Nesse sentido, torna-se fundamental que o novo governo estadual priorize e coloque em sua agenda política as ações necessárias para recuperação da bacia do rio Guandu e bacias adjacentes, previstas no PERH Guandu, como estratégicas para o desenvolvimento socioeconômico do Estado.

 

Rio Guandu Mirim

O bacia do rio Guandu Mirim abrange uma área de cerca de 190 Km2. O rio Guandu Mirim nasce na serra do Mendanha, com o nome de Guandu-do-Sena, que é formado por várias nascentes, dentre as quais os córregos Fundão, Pescador, Jequitibá, bico do Padre, Cachoeiras, Piabas e Bananal.

Logo em seguida, troca de nome para rio da Prata do Mendanha até a confluência com o rio Guandu Sapê, quando passa a se chamar Guandu Mirim. Suas águas ingressam no canal D. Pedro II e, posteriormente, no canal Guandu, onde deságua na baia de Sepetiba. O seu curso total compreende, cerca de 40,5 Km (SEMADS, 2001b).

A poluição de suas águas se intensifica quando ainda tem a denominação de rio da Prata do Mendanha ao receber as contribuições de esgotos domésticos e industriais ooriundos da bacia do rio do Campinho, afluente de margem esquerda atravessa o distrito industrial de Campo Grande. Após receber a denominação de Guandu Mirim, percorre 9,5 km até desembocar no canal  D. Pedro-Guandu. Esse estirão, de terrenos marginais de baixada apresenta drenagem deficiente e é sujeitos à inundações.

Em sua margem esquerda (Município do Rio de Janeiro), os terrenos são de pastagens, enquanto a margem direita (Município de Nova Iguaçu), apesar das grandes inundações, encontra-se hoje totalmente ocupada por pequenas propriedades agrícolas e sítios de lazer.

Os principais afluentes do rio Guandu Mirim são, pela margem esquerda, os rios Guandu do Sapê e Cabenga e, pela margem direita, os rios Guarajuba, dos Cachorros e Campinho

Nas cheias, o rio Cabenga, cujas nascentes localizam-se na serra de Madureira, atravessa áreas já bastante ocupadas do município de Nova Iguaçu, em franca expansão, e sujeitas a grandes inundações  no trecho entre a referida serra e a antiga rodovia Rio-São Paulo.

Conforme mencionado em SEMADS (2001), os dois afluentes principais, os rios Cabenga e Campinho, drenam áreas de média intensidade de ocupação, e desembocam no Guandu Mirim em pontos afastados de apenas 450 metros, na altura do início de seu trecho baixo. Em conjunto, acrescem ao Guandu Mirim uma vazão bastante significativa, praticamente dobrando a vazão do mesmo e lançando grande carga de esgoto doméstico.

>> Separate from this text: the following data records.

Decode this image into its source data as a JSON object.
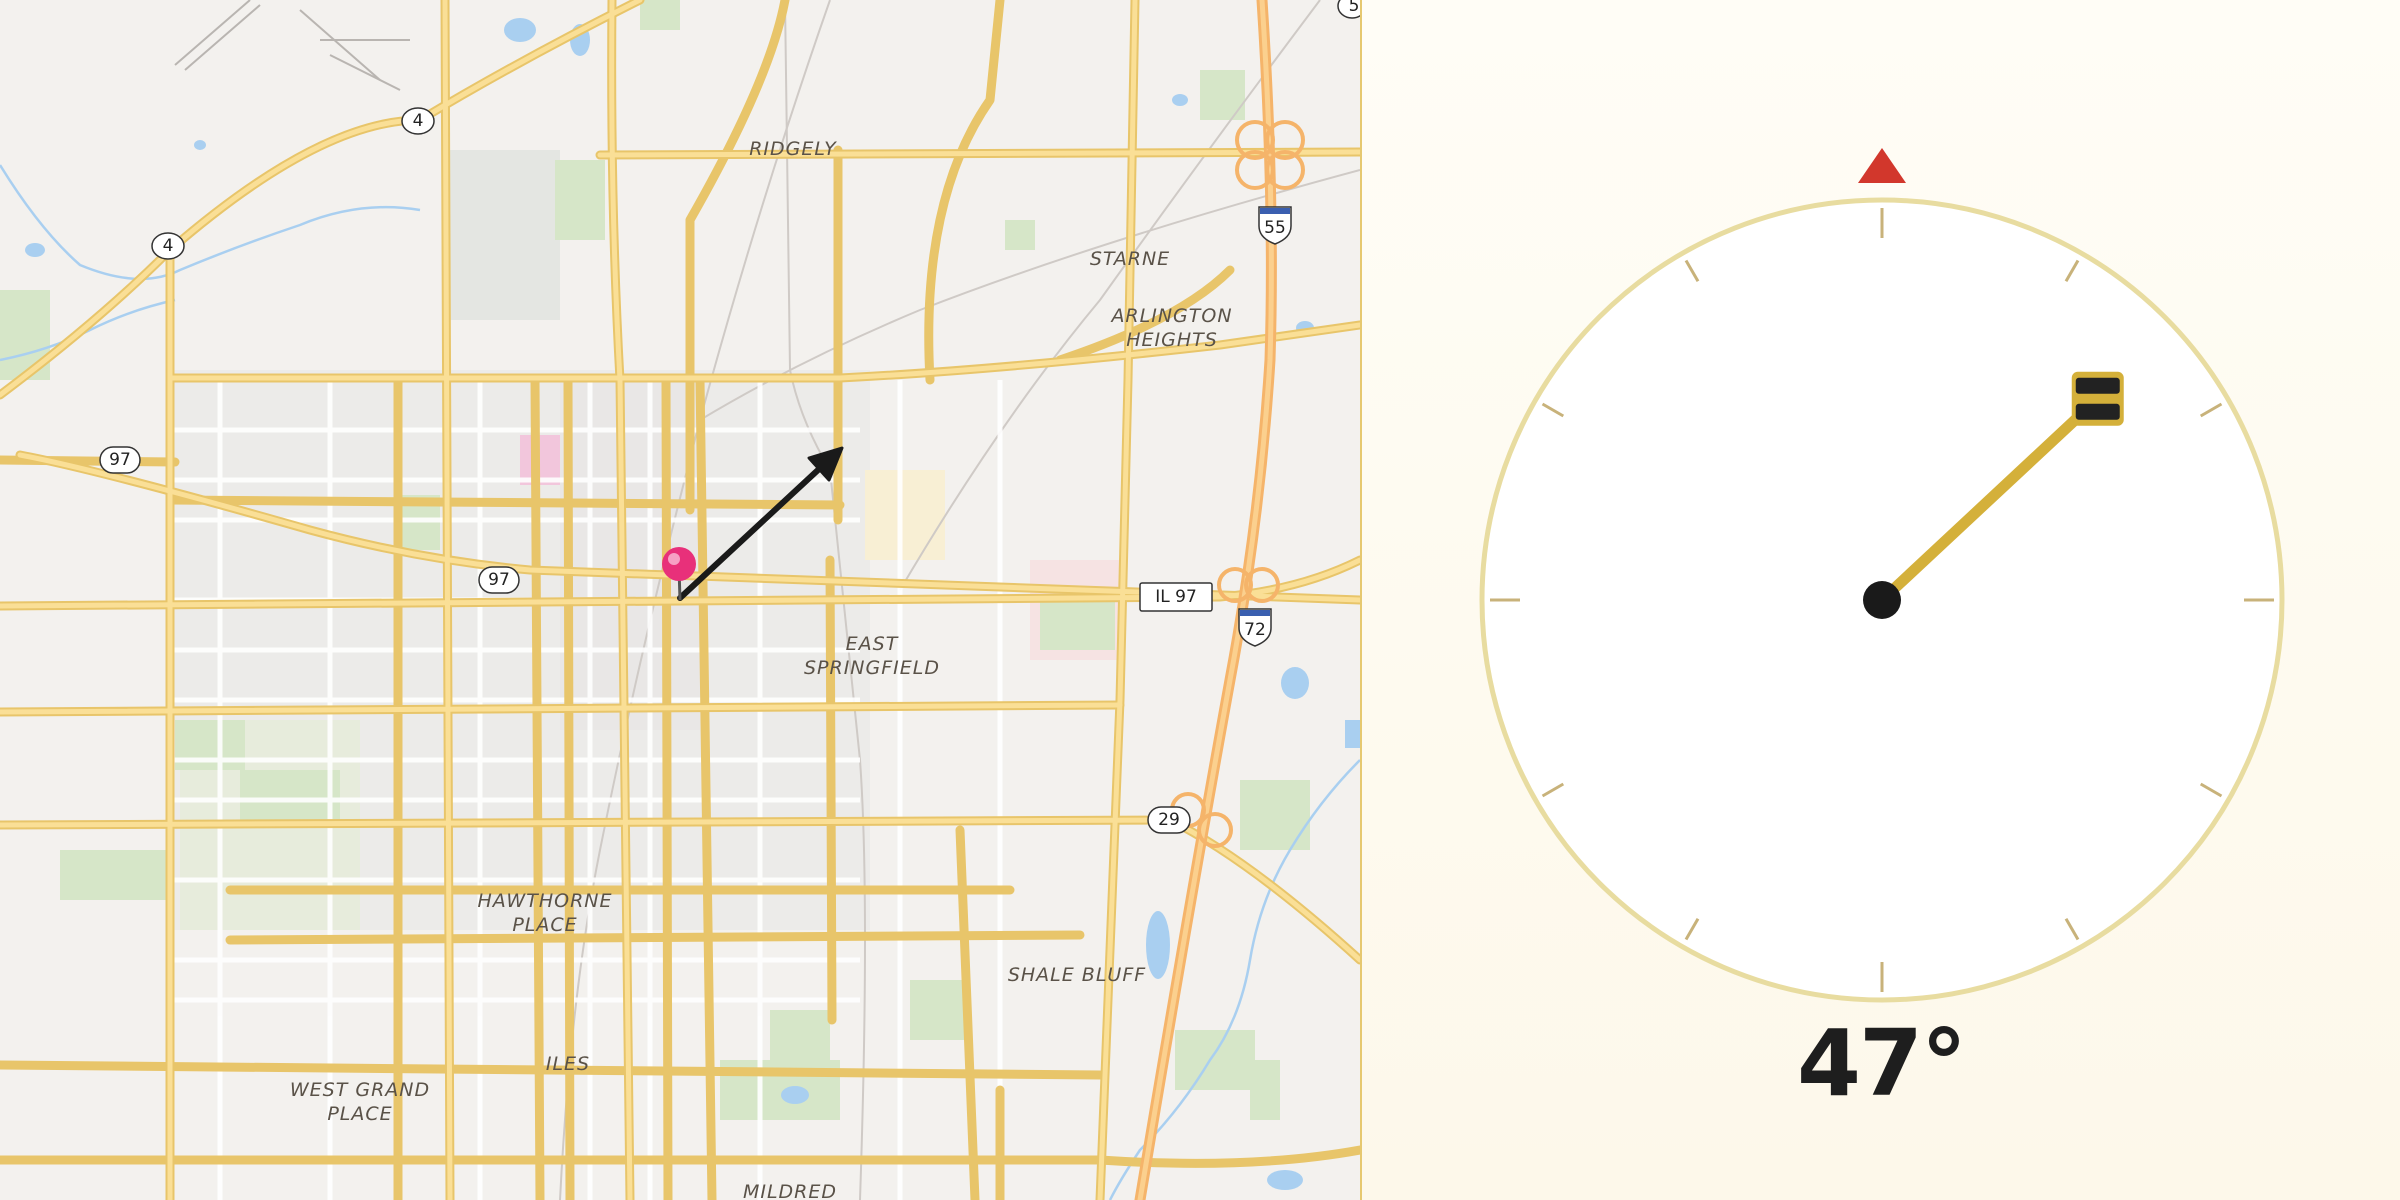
{
  "map": {
    "places": {
      "ridgely": "RIDGELY",
      "starne": "STARNE",
      "arlington_1": "ARLINGTON",
      "arlington_2": "HEIGHTS",
      "east_1": "EAST",
      "east_2": "SPRINGFIELD",
      "hawthorne_1": "HAWTHORNE",
      "hawthorne_2": "PLACE",
      "shale_bluff": "SHALE BLUFF",
      "iles": "ILES",
      "west_grand_1": "WEST GRAND",
      "west_grand_2": "PLACE",
      "mildred": "MILDRED"
    },
    "shields": {
      "route_4_north": "4",
      "route_4_west": "4",
      "route_97_west": "97",
      "route_97_center": "97",
      "il_97": "IL 97",
      "route_29": "29",
      "interstate_55": "55",
      "interstate_72": "72",
      "corner_route": "5"
    },
    "marker_icon": "map-pin-icon",
    "direction_icon": "direction-arrow-icon"
  },
  "compass": {
    "heading_deg": 47,
    "heading_label": "47°",
    "north_icon": "north-triangle-icon",
    "accent_color": "#d4b03a",
    "north_color": "#d2372c",
    "ring_color": "#e8dca0"
  }
}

Ao cruzar a antiga Rio São Paulo, as águas do Guandu Mirim são turvas e já apresentam forte  odor e dos lançamentos de esgoto e lixo. Nas imediações situa-se a fábrica da Cervejaria Brahma.

Na margem esquerda continuam prevalecendo as pastagens, enquanto na direita já se instalaram grandes loteamentos, restando poucas áreas ainda desocupadas. A jusante, não há nenhuma ocupação apresenta-se com baixa declividade e atravessa região de baixada, essencialmente plana.

No final deste estirão, o rio Guandu Mirim aflui ao Canal D. Pedro-Guandu, onde está localizada uma vala com comportas danificadas que promovia a ligação com o canal de São Francisco.

O atual canal D. Pedro-Guandu representa o desvio do antigo curso do rio Guandu Mirim, cujo leito marcava a divisa entre os antigos Estados do Rio de Janeiro e da Guanabara, que se esgotava através do Canal de São Francisco. Com esta modificação, enquanto o rio Guandu Mirim marca a divisa entre os Municípios de Nova Iguaçu e Rio de Janeiro, o antigo leito, hoje seco, permanece como o marco político de limites entre os municípios.